Des milliers de personnes ont manifesté samedi dans le centre de Londres, sous forte surveillance policière, en soutien aux Palestiniens une semaine après l'attaque sanglante lancée en Israël par le mouvement islamiste Hamas.
Contrairement aux interdictions décrétées en France et en Allemagne, la marche londonienne était autorisée mais la police avait averti qu'elle arrêterait toute personne affichant son soutien pour le Hamas. D'autres manifestations ont eu lieu dans plusieurs villes du Royaume-Uni comme Manchester ou Edimbourg.
Elles étaient organisées au huitième jour de la guerre qui a déjà fait des milliers de morts, alors qu'Israël a pressé les Palestiniens d'évacuer le nord de la bande de Gaza avant une offensive militaire.
Le cortège est parti sur Regent Street devant le siège de la BBC, avec de nombreux drapeaux palestiniens et des pancartes "Liberté pour la Palestine", "Cessez le massacre à Gaza" ou réclamant des sanctions contre Israël.
L'ex-leader du parti travailliste Jeremy Corbyn, suspendu du Labour et accusé l'avoir laissé prospérer l'antisémitisme au sein du mouvement, était présent.
"J'ai évidemment été très choquée par ce qu'a fait le Hamas samedi dernier, mais je continue de penser que la Palestine mérite la liberté", a expliqué Jill Goodall, une enseignante à la retraite de 76 ans interrogée par l'AFP. "C'est toujours un pays occupé".
Belal Stitan, étudiant de 22 ans, est venu "pour que les gens comprennent que nous ne resterons pas silencieux concernant la crise humanitaire" alors qu'il a des cousins, oncles et tantes à Gaza.
"Ils vivent une catastrophe. Pas de nourriture, pas d'eau.
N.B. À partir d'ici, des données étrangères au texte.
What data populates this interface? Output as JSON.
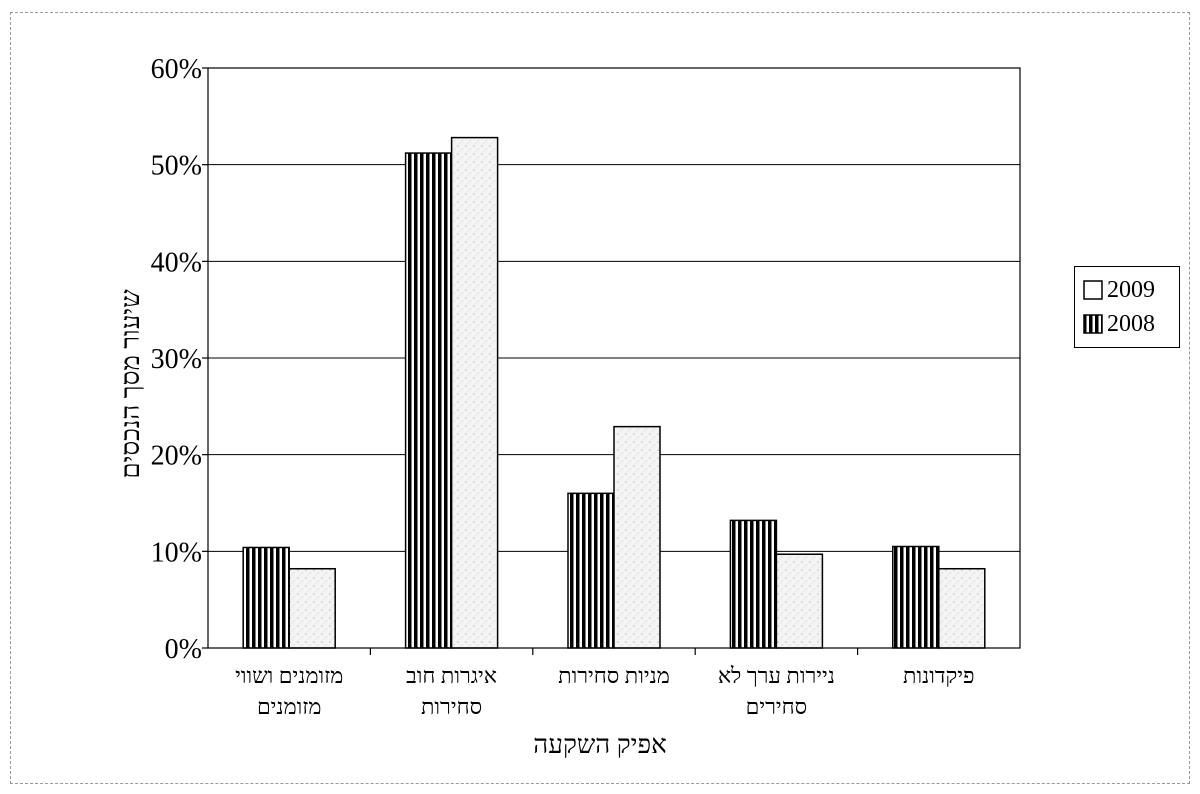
{
  "chart_data": {
    "type": "bar",
    "title": "",
    "xlabel": "אפיק השקעה",
    "ylabel": "שיעור מסך הנכסים",
    "ylim": [
      0,
      60
    ],
    "y_ticks": [
      "0%",
      "10%",
      "20%",
      "30%",
      "40%",
      "50%",
      "60%"
    ],
    "categories": [
      [
        "מזומנים ושווי",
        "מזומנים"
      ],
      [
        "איגרות חוב",
        "סחירות"
      ],
      [
        "מניות סחירות"
      ],
      [
        "ניירות ערך לא",
        "סחירים"
      ],
      [
        "פיקדונות"
      ]
    ],
    "series": [
      {
        "name": "2008",
        "values": [
          10.4,
          51.2,
          16.0,
          13.2,
          10.5
        ],
        "pattern": "vertical-stripes",
        "color": "#000000"
      },
      {
        "name": "2009",
        "values": [
          8.2,
          52.8,
          22.9,
          9.7,
          8.2
        ],
        "pattern": "light-stipple",
        "color": "#f2f2f2"
      }
    ],
    "legend": [
      "2009",
      "2008"
    ],
    "legend_position": "right",
    "grid": true
  }
}
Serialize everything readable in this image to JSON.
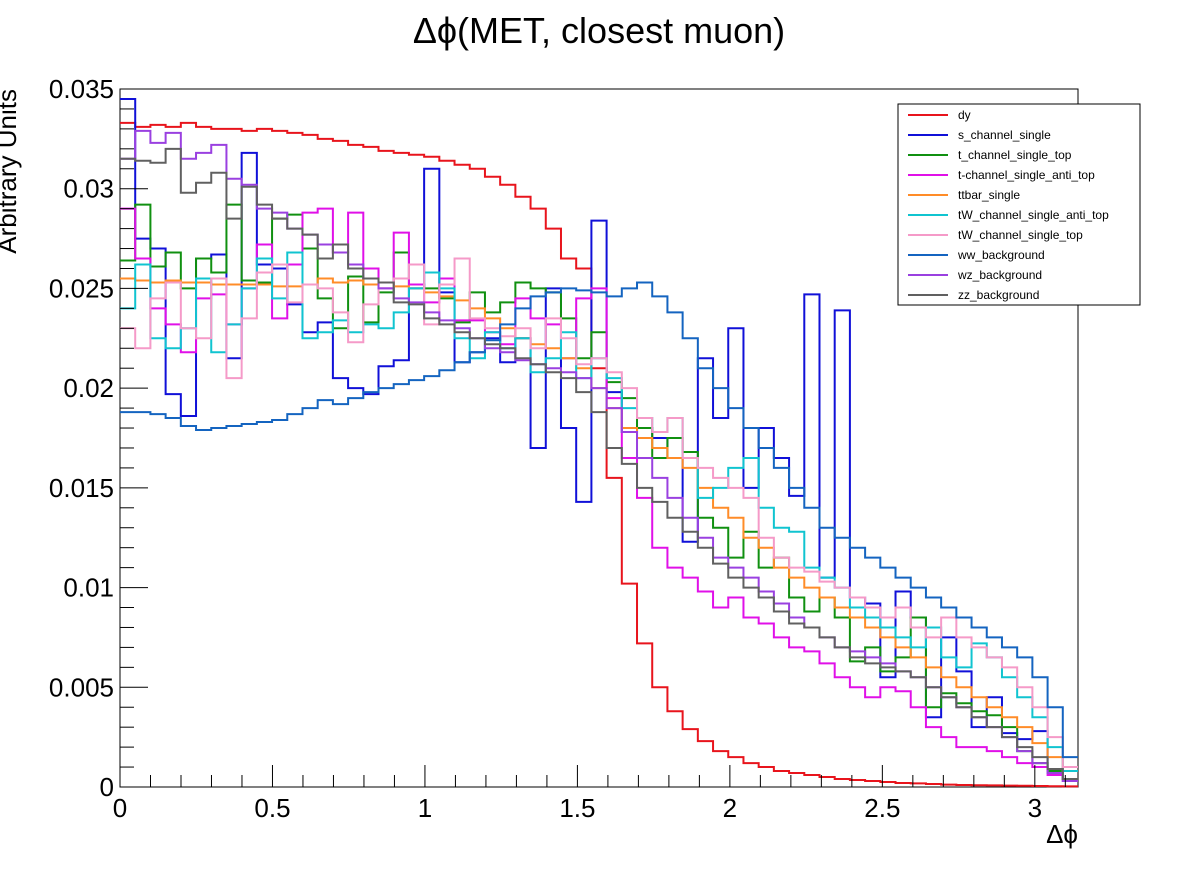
{
  "chart_data": {
    "type": "line",
    "title": "Δϕ(MET, closest muon)",
    "xlabel": "Δϕ",
    "ylabel": "Arbitrary Units",
    "xlim": [
      0,
      3.1416
    ],
    "ylim": [
      0,
      0.035
    ],
    "x_ticks": [
      0,
      0.5,
      1,
      1.5,
      2,
      2.5,
      3
    ],
    "x_tick_labels": [
      "0",
      "0.5",
      "1",
      "1.5",
      "2",
      "2.5",
      "3"
    ],
    "y_ticks": [
      0,
      0.005,
      0.01,
      0.015,
      0.02,
      0.025,
      0.03,
      0.035
    ],
    "y_tick_labels": [
      "0",
      "0.005",
      "0.01",
      "0.015",
      "0.02",
      "0.025",
      "0.03",
      "0.035"
    ],
    "bins": 63,
    "legend_position": "top-right",
    "series": [
      {
        "name": "dy",
        "color": "#e8141c",
        "values": [
          0.0333,
          0.0331,
          0.0332,
          0.0331,
          0.0333,
          0.0331,
          0.033,
          0.033,
          0.0329,
          0.033,
          0.0329,
          0.0328,
          0.0327,
          0.0325,
          0.0324,
          0.0322,
          0.0321,
          0.0319,
          0.0318,
          0.0317,
          0.0316,
          0.0314,
          0.0312,
          0.031,
          0.0306,
          0.0302,
          0.0296,
          0.029,
          0.028,
          0.0265,
          0.026,
          0.021,
          0.0155,
          0.0102,
          0.0072,
          0.005,
          0.0038,
          0.0029,
          0.0023,
          0.0018,
          0.0015,
          0.0012,
          0.001,
          0.0008,
          0.0007,
          0.0006,
          0.0005,
          0.0004,
          0.00035,
          0.0003,
          0.00025,
          0.0002,
          0.00018,
          0.00015,
          0.00012,
          0.0001,
          9e-05,
          8e-05,
          7e-05,
          6e-05,
          5e-05,
          4e-05,
          3e-05
        ]
      },
      {
        "name": "s_channel_single",
        "color": "#1010d8",
        "values": [
          0.0345,
          0.0275,
          0.027,
          0.0197,
          0.0186,
          0.0265,
          0.0267,
          0.0215,
          0.0318,
          0.0262,
          0.026,
          0.0242,
          0.0228,
          0.0233,
          0.0205,
          0.02,
          0.0197,
          0.0211,
          0.0214,
          0.025,
          0.031,
          0.0248,
          0.0213,
          0.0218,
          0.0225,
          0.0213,
          0.0225,
          0.017,
          0.025,
          0.018,
          0.0143,
          0.0284,
          0.0198,
          0.0178,
          0.018,
          0.0175,
          0.0165,
          0.0123,
          0.0215,
          0.0185,
          0.023,
          0.015,
          0.018,
          0.0165,
          0.0146,
          0.0247,
          0.0105,
          0.0239,
          0.0095,
          0.0092,
          0.0055,
          0.0098,
          0.0085,
          0.0035,
          0.0075,
          0.0058,
          0.003,
          0.0045,
          0.0027,
          0.0024,
          0.0028,
          0.0008,
          0.0004
        ]
      },
      {
        "name": "t_channel_single_top",
        "color": "#109010",
        "values": [
          0.0264,
          0.0292,
          0.0261,
          0.0268,
          0.025,
          0.0265,
          0.0258,
          0.0292,
          0.0254,
          0.0253,
          0.0285,
          0.0287,
          0.027,
          0.0245,
          0.023,
          0.0256,
          0.0233,
          0.0248,
          0.0268,
          0.0252,
          0.025,
          0.0245,
          0.0233,
          0.0248,
          0.0238,
          0.0243,
          0.0253,
          0.025,
          0.0248,
          0.0235,
          0.0215,
          0.0228,
          0.0203,
          0.0195,
          0.018,
          0.0165,
          0.0175,
          0.0168,
          0.0135,
          0.013,
          0.0115,
          0.0128,
          0.011,
          0.0115,
          0.0095,
          0.0088,
          0.0095,
          0.0085,
          0.0063,
          0.007,
          0.0058,
          0.0065,
          0.0085,
          0.004,
          0.0047,
          0.0042,
          0.0038,
          0.0036,
          0.003,
          0.0018,
          0.0012,
          0.0008,
          0.0004
        ]
      },
      {
        "name": "t-channel_single_anti_top",
        "color": "#e010e8",
        "values": [
          0.029,
          0.0265,
          0.024,
          0.0232,
          0.0218,
          0.0245,
          0.0247,
          0.0232,
          0.025,
          0.0272,
          0.0235,
          0.0262,
          0.0288,
          0.029,
          0.0268,
          0.0288,
          0.026,
          0.025,
          0.0278,
          0.0252,
          0.0243,
          0.0255,
          0.0234,
          0.0234,
          0.0228,
          0.0222,
          0.0245,
          0.0235,
          0.0232,
          0.0215,
          0.0245,
          0.025,
          0.0195,
          0.0165,
          0.0145,
          0.012,
          0.011,
          0.0105,
          0.0098,
          0.009,
          0.0095,
          0.0085,
          0.0082,
          0.0075,
          0.007,
          0.0068,
          0.0062,
          0.0055,
          0.005,
          0.0045,
          0.005,
          0.0048,
          0.004,
          0.003,
          0.0025,
          0.002,
          0.002,
          0.0018,
          0.0015,
          0.0012,
          0.001,
          0.0006,
          0.0003
        ]
      },
      {
        "name": "ttbar_single",
        "color": "#ff8c28",
        "values": [
          0.0255,
          0.0254,
          0.0253,
          0.0254,
          0.0253,
          0.0253,
          0.0252,
          0.0252,
          0.0252,
          0.0252,
          0.0251,
          0.0251,
          0.0252,
          0.0255,
          0.0253,
          0.0254,
          0.0252,
          0.0253,
          0.0251,
          0.025,
          0.0248,
          0.0246,
          0.0244,
          0.024,
          0.0235,
          0.023,
          0.0225,
          0.0222,
          0.022,
          0.0215,
          0.021,
          0.02,
          0.019,
          0.018,
          0.0175,
          0.017,
          0.0165,
          0.016,
          0.015,
          0.014,
          0.0135,
          0.0125,
          0.012,
          0.011,
          0.0105,
          0.01,
          0.0095,
          0.009,
          0.0085,
          0.008,
          0.0075,
          0.007,
          0.0065,
          0.006,
          0.0055,
          0.005,
          0.0045,
          0.004,
          0.0035,
          0.003,
          0.0022,
          0.0015,
          0.0008
        ]
      },
      {
        "name": "tW_channel_single_anti_top",
        "color": "#10c4d0",
        "values": [
          0.024,
          0.0262,
          0.0225,
          0.022,
          0.023,
          0.0255,
          0.0218,
          0.0232,
          0.025,
          0.0265,
          0.0245,
          0.0268,
          0.0225,
          0.0228,
          0.0234,
          0.0228,
          0.0232,
          0.023,
          0.0238,
          0.025,
          0.0258,
          0.025,
          0.0225,
          0.0215,
          0.0228,
          0.022,
          0.0225,
          0.0208,
          0.0215,
          0.0228,
          0.0205,
          0.0215,
          0.0205,
          0.019,
          0.0185,
          0.0178,
          0.0185,
          0.0165,
          0.0145,
          0.015,
          0.016,
          0.0165,
          0.014,
          0.013,
          0.0128,
          0.011,
          0.0105,
          0.01,
          0.009,
          0.0085,
          0.008,
          0.0075,
          0.007,
          0.008,
          0.0065,
          0.006,
          0.0072,
          0.0065,
          0.0055,
          0.0045,
          0.0035,
          0.002,
          0.0008
        ]
      },
      {
        "name": "tW_channel_single_top",
        "color": "#f59ac8",
        "values": [
          0.023,
          0.022,
          0.0245,
          0.0253,
          0.023,
          0.0225,
          0.0255,
          0.0205,
          0.0235,
          0.0258,
          0.0262,
          0.0243,
          0.0252,
          0.025,
          0.0238,
          0.0223,
          0.0242,
          0.025,
          0.0255,
          0.0262,
          0.0232,
          0.0252,
          0.0265,
          0.0235,
          0.023,
          0.0226,
          0.023,
          0.022,
          0.0235,
          0.0225,
          0.0212,
          0.0215,
          0.0208,
          0.02,
          0.0185,
          0.0178,
          0.0185,
          0.0165,
          0.016,
          0.0155,
          0.015,
          0.0145,
          0.0125,
          0.0115,
          0.011,
          0.0108,
          0.0103,
          0.01,
          0.0095,
          0.009,
          0.0085,
          0.009,
          0.008,
          0.0075,
          0.0085,
          0.0075,
          0.007,
          0.0065,
          0.006,
          0.005,
          0.004,
          0.0025,
          0.001
        ]
      },
      {
        "name": "ww_background",
        "color": "#1464c0",
        "values": [
          0.0188,
          0.0188,
          0.0187,
          0.0185,
          0.0181,
          0.0179,
          0.018,
          0.0181,
          0.0182,
          0.0183,
          0.0184,
          0.0187,
          0.019,
          0.0194,
          0.0192,
          0.0195,
          0.0198,
          0.02,
          0.0202,
          0.0204,
          0.0206,
          0.0209,
          0.0213,
          0.0218,
          0.0224,
          0.0232,
          0.024,
          0.0246,
          0.0248,
          0.025,
          0.0249,
          0.0248,
          0.0246,
          0.025,
          0.0253,
          0.0246,
          0.0238,
          0.0225,
          0.021,
          0.02,
          0.019,
          0.018,
          0.017,
          0.016,
          0.015,
          0.014,
          0.013,
          0.0125,
          0.012,
          0.0115,
          0.011,
          0.0105,
          0.01,
          0.0095,
          0.009,
          0.0085,
          0.008,
          0.0075,
          0.007,
          0.0065,
          0.0055,
          0.004,
          0.0015
        ]
      },
      {
        "name": "wz_background",
        "color": "#9a40e0",
        "values": [
          0.0315,
          0.0329,
          0.0323,
          0.0328,
          0.0315,
          0.0318,
          0.0322,
          0.0305,
          0.0302,
          0.029,
          0.0288,
          0.028,
          0.0277,
          0.0272,
          0.0268,
          0.0262,
          0.0255,
          0.025,
          0.0245,
          0.0243,
          0.0238,
          0.0234,
          0.023,
          0.0225,
          0.022,
          0.0218,
          0.0214,
          0.0212,
          0.021,
          0.0208,
          0.0205,
          0.02,
          0.019,
          0.0178,
          0.0165,
          0.0155,
          0.0145,
          0.0135,
          0.0125,
          0.0115,
          0.011,
          0.0105,
          0.0098,
          0.0092,
          0.0085,
          0.008,
          0.0075,
          0.007,
          0.0068,
          0.0065,
          0.0062,
          0.0058,
          0.0055,
          0.005,
          0.0045,
          0.004,
          0.0035,
          0.003,
          0.0025,
          0.0018,
          0.0012,
          0.0007,
          0.0003
        ]
      },
      {
        "name": "zz_background",
        "color": "#606060",
        "values": [
          0.0315,
          0.0314,
          0.0313,
          0.032,
          0.0298,
          0.0303,
          0.0308,
          0.0285,
          0.0301,
          0.0292,
          0.0285,
          0.028,
          0.0277,
          0.0265,
          0.0272,
          0.026,
          0.0255,
          0.0253,
          0.0243,
          0.0242,
          0.0235,
          0.0232,
          0.0228,
          0.0225,
          0.0222,
          0.022,
          0.0215,
          0.0212,
          0.0208,
          0.0205,
          0.0198,
          0.0188,
          0.017,
          0.0162,
          0.015,
          0.0143,
          0.0135,
          0.0128,
          0.012,
          0.0112,
          0.0105,
          0.01,
          0.0095,
          0.0088,
          0.0082,
          0.008,
          0.0075,
          0.007,
          0.0065,
          0.0062,
          0.006,
          0.0058,
          0.0055,
          0.005,
          0.0045,
          0.004,
          0.0035,
          0.003,
          0.0025,
          0.002,
          0.0015,
          0.0009,
          0.0004
        ]
      }
    ]
  }
}
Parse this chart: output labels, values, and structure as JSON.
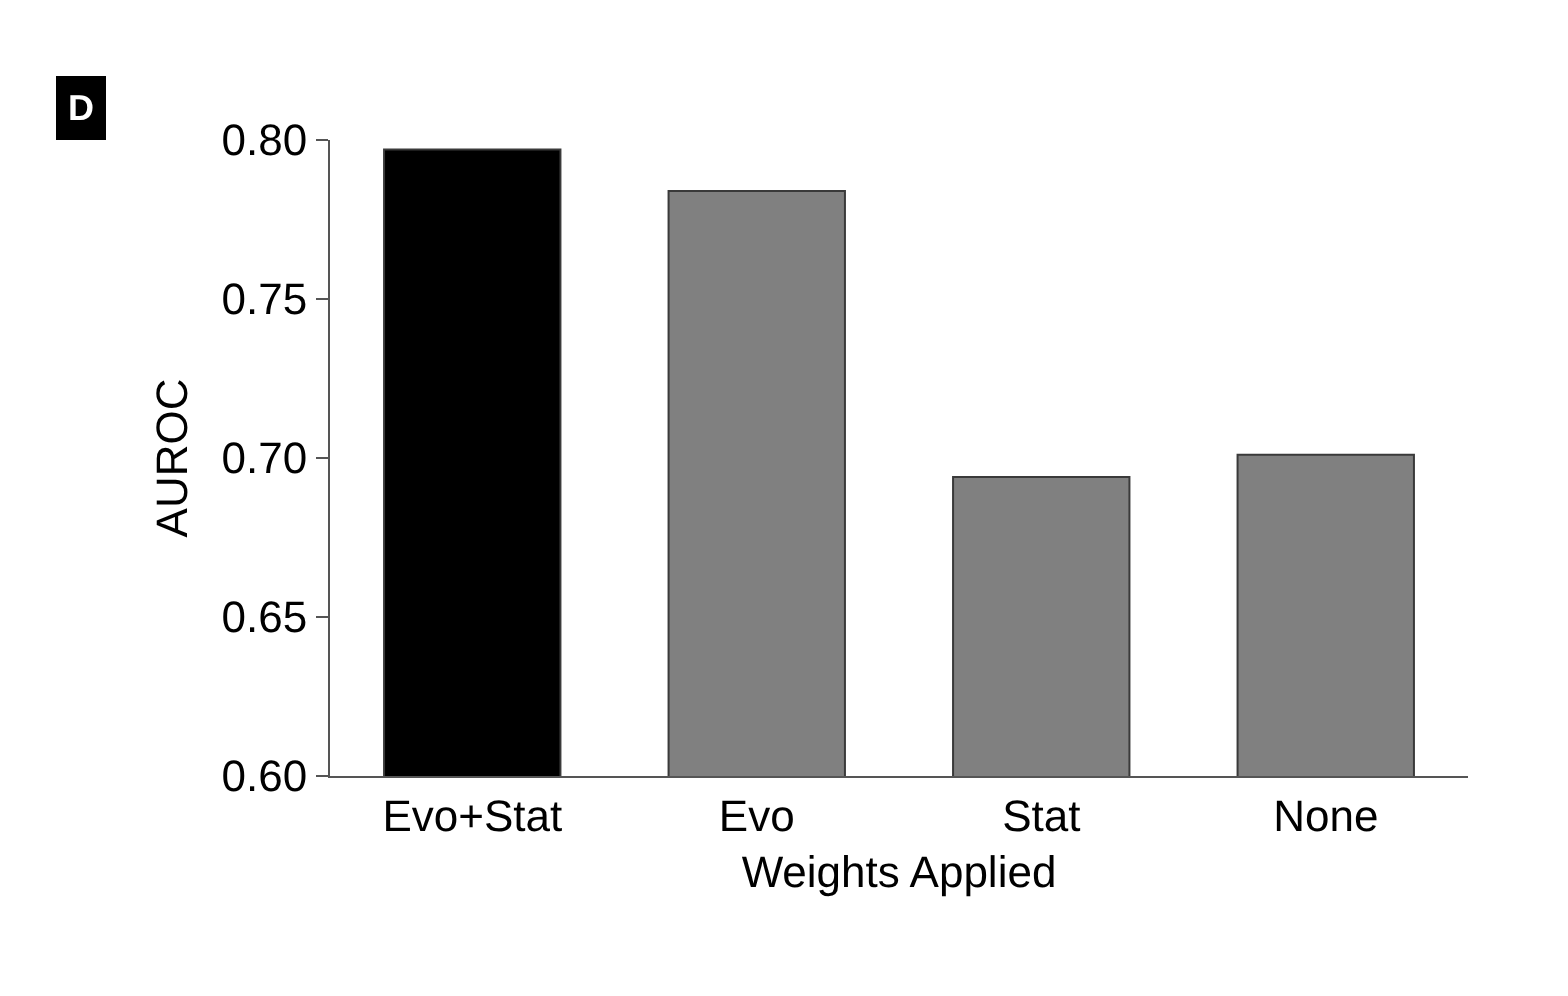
{
  "chart_data": {
    "type": "bar",
    "xlabel": "Weights Applied",
    "ylabel": "AUROC",
    "categories": [
      "Evo+Stat",
      "Evo",
      "Stat",
      "None"
    ],
    "values": [
      0.797,
      0.784,
      0.694,
      0.701
    ],
    "colors": [
      "#000000",
      "#808080",
      "#808080",
      "#808080"
    ],
    "ylim": [
      0.6,
      0.8
    ],
    "yticks": [
      {
        "value": 0.6,
        "label": "0.60"
      },
      0.65,
      {
        "value": 0.7,
        "label": "0.70"
      },
      0.75,
      {
        "value": 0.8,
        "label": "0.80"
      }
    ],
    "annotations": [
      "D"
    ]
  }
}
Je parle avec eux, j'entends leurs voix, leurs bouches sèches, leur espoir qui s'éteint peu à peu", a-t-il rapporté. "Je suis très inquiet de savoir si je pourrai ou non leur parler la semaine prochaine".
"Le fait qu'ils soient Palestiniens ne donnent pas le droit de les tuer", a renchéri à ses côtés Ferouza Namaz, 34 ans, une amie venue le soutenir.
- "Catastrophe" redoutée -
La police et le gouvernement avaient affiché un message de fermeté, avec plus de 1.000 agents déployés samedi à Londres, alors que les autorités ont recensé une hausse des actes antisémites depuis une semaine et qu'une jeune femme a été arrêtée vendredi, soupçonnée d'avoir affiché son soutien au Hamas, classé organisation terroriste au Royaume-Uni.
Outre le soutien aux civils palestiniens, Ben Jamal, directeur de l'organisation Palestine Solidarity Campaign, qui avait appelé à manifester, a dit à l'AFP vouloir envoyer un message à la classe politique britannique "qui donne son feu vert à Israël pour commettre des crimes de guerre".
"Tout le monde doit appeler à mettre fin à cette folie", a estimé Ismail Patel, président du groupe Friends of Al-Aqsa. "Sinon une catastrophe va se dérouler dans les prochains jours".
La façade du siège de la BBC, d'où partait la marche, a été recouverte dans la nuit de peinture rouge. Le groupe Palestine Action a revendiqué l'acte, accusant l'audiovisuel public de complicité d'avoir du "sang sur les mains" en raison de sa couverture de la guerre.
Le groupe a aussi été toute la semaine la cible d'élus conservateurs qui lui reprochent de ne pas utiliser le terme "terroristes" à son compte pour qualifier les militants du Hamas.
Les Britanniques sont très divisés sur la question: selon un sondage YouGov, 22% pensent que le Royaume-Uni devrait se montrer plus critique envers Israël, tandis que 16% voudraient un soutien plus fort à l'Etat hébreu.
Le siège de Gaza concerne directement l'un des dirigeants du pays, le Premier ministre écossais Humza Yousaf. Ses beaux-parents, en visite familiale, sont coincés dans l'enclave.